A propos de cette nouvelle menace d’émigration choisie, les futurs départs des compétences algériennes doivent être négociés avec les pays d’accueil. Leur formation par l’Algérie n’est pas uniquement un coût financier, mais le sacrifice de toute une société. La négociation doit être liée à la facilitation pour l’Algérie d’accéder à l’information scientifique, au transfert réel de certaines technologies, à l’implantation de laboratoires de recherches locaux et à d’autres compensations. La négociation doit aussi porter sur la définition d’un cadre qui permet à l’Algérien de l’étranger de continuer à servir son pays à partir de son lieu de travail. Car souvent, c’est la propre demande de cette «matière grise» algérienne basée à l’étranger.
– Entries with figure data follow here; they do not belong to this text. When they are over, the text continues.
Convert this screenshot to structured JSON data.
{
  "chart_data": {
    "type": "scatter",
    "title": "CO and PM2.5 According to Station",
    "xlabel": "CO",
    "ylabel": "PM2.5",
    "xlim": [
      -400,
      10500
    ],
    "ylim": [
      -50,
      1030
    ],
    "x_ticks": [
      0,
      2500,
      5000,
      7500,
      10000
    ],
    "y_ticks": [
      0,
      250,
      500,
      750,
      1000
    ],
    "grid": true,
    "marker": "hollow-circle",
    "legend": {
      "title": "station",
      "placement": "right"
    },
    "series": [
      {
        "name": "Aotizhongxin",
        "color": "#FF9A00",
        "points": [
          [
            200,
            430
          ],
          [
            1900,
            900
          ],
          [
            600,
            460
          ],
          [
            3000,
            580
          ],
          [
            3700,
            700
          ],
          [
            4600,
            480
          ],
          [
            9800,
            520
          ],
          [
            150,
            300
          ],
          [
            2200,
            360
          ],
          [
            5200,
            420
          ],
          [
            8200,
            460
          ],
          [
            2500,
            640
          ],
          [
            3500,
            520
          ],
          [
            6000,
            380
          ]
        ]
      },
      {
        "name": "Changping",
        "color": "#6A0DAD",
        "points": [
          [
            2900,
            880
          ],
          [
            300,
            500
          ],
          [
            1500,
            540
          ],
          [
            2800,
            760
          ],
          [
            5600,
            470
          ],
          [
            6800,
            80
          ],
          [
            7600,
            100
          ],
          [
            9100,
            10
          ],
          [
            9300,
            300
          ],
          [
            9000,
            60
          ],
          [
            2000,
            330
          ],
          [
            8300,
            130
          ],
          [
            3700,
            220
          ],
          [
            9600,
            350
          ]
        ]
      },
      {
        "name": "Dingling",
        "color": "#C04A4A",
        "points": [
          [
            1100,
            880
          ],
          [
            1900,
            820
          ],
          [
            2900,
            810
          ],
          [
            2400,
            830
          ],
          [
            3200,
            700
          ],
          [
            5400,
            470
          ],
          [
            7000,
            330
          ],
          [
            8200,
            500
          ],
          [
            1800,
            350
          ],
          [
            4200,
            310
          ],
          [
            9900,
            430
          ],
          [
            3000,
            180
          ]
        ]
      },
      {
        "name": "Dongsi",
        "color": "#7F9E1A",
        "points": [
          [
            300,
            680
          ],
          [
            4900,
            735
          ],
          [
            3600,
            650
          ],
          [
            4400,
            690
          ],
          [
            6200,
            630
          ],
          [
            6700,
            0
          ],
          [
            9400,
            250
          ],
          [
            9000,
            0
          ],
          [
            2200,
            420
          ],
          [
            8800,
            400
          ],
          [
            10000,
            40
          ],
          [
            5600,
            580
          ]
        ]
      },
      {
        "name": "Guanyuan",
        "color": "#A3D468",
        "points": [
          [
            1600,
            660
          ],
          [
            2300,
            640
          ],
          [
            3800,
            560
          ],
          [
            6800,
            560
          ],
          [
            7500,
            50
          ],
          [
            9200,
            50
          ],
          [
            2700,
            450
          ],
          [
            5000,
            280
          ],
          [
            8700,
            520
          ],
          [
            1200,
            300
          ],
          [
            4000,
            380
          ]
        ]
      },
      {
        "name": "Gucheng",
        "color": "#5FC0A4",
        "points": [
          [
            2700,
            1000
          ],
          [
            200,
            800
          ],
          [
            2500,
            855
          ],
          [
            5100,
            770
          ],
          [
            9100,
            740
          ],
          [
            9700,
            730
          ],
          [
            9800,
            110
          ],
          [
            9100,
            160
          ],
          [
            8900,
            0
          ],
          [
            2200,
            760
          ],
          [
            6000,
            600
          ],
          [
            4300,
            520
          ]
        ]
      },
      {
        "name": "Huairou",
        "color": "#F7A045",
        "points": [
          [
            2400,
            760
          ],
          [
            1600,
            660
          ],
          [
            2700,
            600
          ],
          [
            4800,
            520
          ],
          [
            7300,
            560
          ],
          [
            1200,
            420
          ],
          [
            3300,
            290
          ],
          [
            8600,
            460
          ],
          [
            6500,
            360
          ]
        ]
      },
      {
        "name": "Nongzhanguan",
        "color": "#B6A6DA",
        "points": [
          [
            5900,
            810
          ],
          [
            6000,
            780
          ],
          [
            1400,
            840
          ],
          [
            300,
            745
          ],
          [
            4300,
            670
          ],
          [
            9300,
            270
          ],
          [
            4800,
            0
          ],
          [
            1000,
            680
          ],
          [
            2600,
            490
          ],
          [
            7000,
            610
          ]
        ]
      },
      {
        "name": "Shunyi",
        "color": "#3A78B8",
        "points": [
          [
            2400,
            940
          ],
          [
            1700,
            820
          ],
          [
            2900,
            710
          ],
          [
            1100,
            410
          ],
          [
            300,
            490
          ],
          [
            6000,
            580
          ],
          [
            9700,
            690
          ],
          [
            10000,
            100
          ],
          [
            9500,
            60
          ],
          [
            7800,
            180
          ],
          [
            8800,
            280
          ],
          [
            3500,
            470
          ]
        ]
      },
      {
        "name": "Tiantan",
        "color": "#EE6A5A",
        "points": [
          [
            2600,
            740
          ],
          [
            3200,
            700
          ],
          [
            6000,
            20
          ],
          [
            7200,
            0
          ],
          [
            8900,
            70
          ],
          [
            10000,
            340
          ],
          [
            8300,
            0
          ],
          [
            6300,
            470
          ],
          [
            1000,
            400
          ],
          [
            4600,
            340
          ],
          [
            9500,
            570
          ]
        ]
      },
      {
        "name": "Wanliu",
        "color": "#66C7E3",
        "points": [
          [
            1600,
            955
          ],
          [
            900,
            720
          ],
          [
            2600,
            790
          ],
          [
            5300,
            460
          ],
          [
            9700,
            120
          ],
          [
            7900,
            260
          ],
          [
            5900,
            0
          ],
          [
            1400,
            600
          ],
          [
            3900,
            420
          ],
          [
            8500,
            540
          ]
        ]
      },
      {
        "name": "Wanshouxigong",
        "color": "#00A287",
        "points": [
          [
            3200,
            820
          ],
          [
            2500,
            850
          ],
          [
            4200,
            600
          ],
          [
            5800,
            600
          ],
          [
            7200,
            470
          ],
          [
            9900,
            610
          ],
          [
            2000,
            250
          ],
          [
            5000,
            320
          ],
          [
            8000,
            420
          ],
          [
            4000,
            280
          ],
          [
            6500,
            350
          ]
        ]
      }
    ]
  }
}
Dans la recherche de solutions à ce départ de nos compétences vers l’étranger, l’approche relative aux élites scientifiques ne peut être la même que celle qui concerne ceux qui ont réussi en entreprise ou en affaires. Cette dernière catégorie est plus facile à faire revenir pour intervenir ou même s’installer en Algérie, dès lors que son intérêt se situe ici. Alors que le retour au pays des chercheurs et scientifiques reste peu envisageable en l’état actuel des choses. En tout cas, tant que la recherche scientifique n’est pas considérée comme un moyen de développement, et tant que l’Université n’est pas le «moteur» de la société. La solution résiderait alors dans l’utilisation de cette intelligentsia à partir de l’étranger, et à travers les compétences locales qui seront les passerelles avec le pays. D’ailleurs, il est plus facile d’investir à retenir ceux qui sont encore là en les revalorisant, plutôt que de faire revenir ceux qui sont déjà partis. Car pourquoi la même personne n’intéresse-t-elle que lorsqu’elle est de l’autre côté de
Il est, bien sûr, fortement souhaité que les moyens soient aussi mis pour permettre une coopération scientifique, équilibrée et de haut niveau entre nos laboratoires et ceux de l’étranger où activent des compatriotes. C’est un moyen sûr pour faire intervenir ces derniers dans notre recherche et notre enseignement locaux. La direction de doctorats et de projets de recherche par les Algériens de l’étranger contribue réellement à l’épanouissement de l’Université. Dans d’autres domaines, l’utilisation de l’expertise des ingénieurs, des médecins, des architectes et d’autres spécialistes algériens de l’étranger, dans la conduite de projets industriels, économiques et autres, sera également bénéfique. Il s’agit de l’organiser.
Le Quotidien d’Oran, Mohammed Mebarki (Universitaire), 29 juin 2006.